El caso Almodóvar: un símbolo incómodo
Si hay un dato que resume la paradoja, es el de Pedro Almodóvar. El
director manchego es, con diferencia, el cineasta español más subvencionado,
más premiado internacionalmente y más alabado por la crítica en las últimas
cuatro décadas. Su nombre es sinónimo de "cine español" para millones
de espectadores en el mundo. Y sin embargo, en esta encuesta, queda duodécimo
con apenas un 1,3% de los votos. Por detrás, incluso, de Rodrigo Sorogoyen —un
cineasta talentoso pero de circuito mucho más reducido— y a años luz de
Santiago Segura.
La explicación no es que el público odie a Almodóvar. Es que sus últimas
películas —Madres paralelas, La habitación de al lado— han
sido recibidas con tibieza en las taquillas españolas mientras sus presupuestos
y sus alfombras rojas seguían creciendo. El divorcio entre la repercusión
institucional y el interés real del espectador se ha vuelto estructural.
El modelo de las subvenciones, en el banquillo
España lleva décadas financiando un modelo cinematográfico en el que el
Estado actúa como productor de hecho, a través del ICAA y las televisiones
públicas, priorizando películas de autor, comprometidas socialmente o
representativas de "diversidades" varias. El resultado es una
cartelera que, con frecuencia, exhibe títulos respaldados con dinero público
que no llegan a los 10.000 espectadores. Obras que circulan de festival en
festival, recogen algún galardón, son mencionadas en los medios culturales y
desaparecen sin dejar huella en el gran público.
Frente a ese modelo, directores como Segura, Bayona o Álex de la Iglesia
han construido sus carreras sobre la taquilla, el género y el entretenimiento
popular. No son directores que desdeñen la calidad —Bayona ha dirigido
películas técnicamente impecables y de enorme alcance mundial—, pero comparten
una filosofía: el cine existe cuando hay alguien al otro lado de la pantalla.

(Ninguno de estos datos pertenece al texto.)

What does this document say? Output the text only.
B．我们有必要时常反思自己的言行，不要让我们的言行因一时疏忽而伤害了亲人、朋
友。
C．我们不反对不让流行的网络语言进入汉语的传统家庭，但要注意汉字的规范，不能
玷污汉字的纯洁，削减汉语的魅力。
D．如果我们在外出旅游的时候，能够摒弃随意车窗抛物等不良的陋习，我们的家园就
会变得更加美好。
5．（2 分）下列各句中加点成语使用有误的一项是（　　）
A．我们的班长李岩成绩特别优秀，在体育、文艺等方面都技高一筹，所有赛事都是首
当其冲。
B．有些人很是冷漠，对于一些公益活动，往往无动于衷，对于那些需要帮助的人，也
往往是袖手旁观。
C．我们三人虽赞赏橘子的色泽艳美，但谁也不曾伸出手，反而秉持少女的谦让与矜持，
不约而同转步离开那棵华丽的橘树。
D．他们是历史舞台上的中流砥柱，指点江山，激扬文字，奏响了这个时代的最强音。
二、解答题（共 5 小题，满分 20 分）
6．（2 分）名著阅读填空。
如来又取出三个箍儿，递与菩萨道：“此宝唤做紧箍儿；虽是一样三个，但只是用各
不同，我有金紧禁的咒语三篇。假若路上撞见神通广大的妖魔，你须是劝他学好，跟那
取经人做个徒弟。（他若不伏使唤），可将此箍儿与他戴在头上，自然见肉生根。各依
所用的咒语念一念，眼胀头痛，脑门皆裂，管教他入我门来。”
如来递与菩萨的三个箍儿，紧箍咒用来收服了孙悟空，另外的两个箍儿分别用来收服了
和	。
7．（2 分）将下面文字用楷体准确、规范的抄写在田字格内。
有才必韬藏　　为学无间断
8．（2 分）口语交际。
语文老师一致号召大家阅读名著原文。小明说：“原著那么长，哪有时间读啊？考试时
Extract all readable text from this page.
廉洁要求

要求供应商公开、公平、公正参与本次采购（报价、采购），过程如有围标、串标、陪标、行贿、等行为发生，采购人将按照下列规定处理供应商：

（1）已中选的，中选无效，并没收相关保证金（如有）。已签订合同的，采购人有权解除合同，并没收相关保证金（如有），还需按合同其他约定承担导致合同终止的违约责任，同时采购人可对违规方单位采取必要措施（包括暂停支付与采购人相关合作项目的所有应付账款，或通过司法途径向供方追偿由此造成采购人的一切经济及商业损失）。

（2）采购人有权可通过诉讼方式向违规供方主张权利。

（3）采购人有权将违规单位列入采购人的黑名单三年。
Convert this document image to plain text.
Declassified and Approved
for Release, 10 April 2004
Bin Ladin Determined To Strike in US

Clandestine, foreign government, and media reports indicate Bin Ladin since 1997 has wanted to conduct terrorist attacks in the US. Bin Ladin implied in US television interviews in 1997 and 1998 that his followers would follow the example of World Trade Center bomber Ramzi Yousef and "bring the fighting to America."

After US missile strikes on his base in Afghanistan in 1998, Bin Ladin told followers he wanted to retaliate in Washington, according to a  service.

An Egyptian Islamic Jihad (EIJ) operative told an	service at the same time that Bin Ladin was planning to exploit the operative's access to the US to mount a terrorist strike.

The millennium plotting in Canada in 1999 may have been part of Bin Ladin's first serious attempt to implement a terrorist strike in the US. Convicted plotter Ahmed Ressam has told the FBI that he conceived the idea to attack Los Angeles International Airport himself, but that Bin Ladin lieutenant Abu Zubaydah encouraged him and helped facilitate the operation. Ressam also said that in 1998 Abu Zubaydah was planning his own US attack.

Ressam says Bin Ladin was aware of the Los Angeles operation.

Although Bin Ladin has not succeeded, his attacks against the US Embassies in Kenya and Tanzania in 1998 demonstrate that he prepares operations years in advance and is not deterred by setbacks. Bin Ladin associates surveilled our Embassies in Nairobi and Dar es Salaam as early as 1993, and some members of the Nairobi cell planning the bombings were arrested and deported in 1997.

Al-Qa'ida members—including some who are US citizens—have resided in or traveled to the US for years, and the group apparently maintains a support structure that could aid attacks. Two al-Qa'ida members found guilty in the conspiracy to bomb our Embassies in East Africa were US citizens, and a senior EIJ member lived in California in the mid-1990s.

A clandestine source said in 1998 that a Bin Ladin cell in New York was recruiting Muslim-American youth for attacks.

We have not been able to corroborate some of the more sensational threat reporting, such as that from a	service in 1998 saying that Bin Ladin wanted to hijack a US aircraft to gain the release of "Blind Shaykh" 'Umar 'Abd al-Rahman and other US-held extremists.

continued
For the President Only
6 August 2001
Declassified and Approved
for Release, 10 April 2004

La crítica y el espectador hablan idiomas distintos
Isabel Coixet, Carlos Vermut o el trío vasco compuesto por Garaño,
Goenaga y Arregi son nombres habituales en los festivales, en las páginas de
los suplementos culturales y en las listas de los mejores directores según los
críticos. Sus porcentajes en esta encuesta —entre el 1,8% y el 2,9%— revelan
que su influencia mediática no se traduce en reconocimiento popular masivo. No
es un juicio sobre su talento. Es una constatación de que el circuito en el que
operan es esencialmente autorreferencial: se premia entre quienes ya están
convencidos.
Una encuesta que incomoda
La encuesta de El Debate no pretende ser un estudio
académico ni una muestra estadísticamente perfecta. Pero su resultado es lo
suficientemente contundente como para incomodar a quienes diseñan la política
cinematográfica española. Más de la mitad de los encuestados eligió al director
que el sistema nunca ha querido del todo, al que los Goya han tratado con
condescendencia y al que la crítica seria raramente toma en serio. Y lo
eligieron como el mejor.
Quizá el problema no sea Santiago Segura. Quizá el problema sea que
llevamos demasiados años con un Gobierno que quiere adoctrinar a través del
cine, en vez de divertir y entretener al espectador. Y esto último es lo que
siempre han esperado del cine los ciudadanos.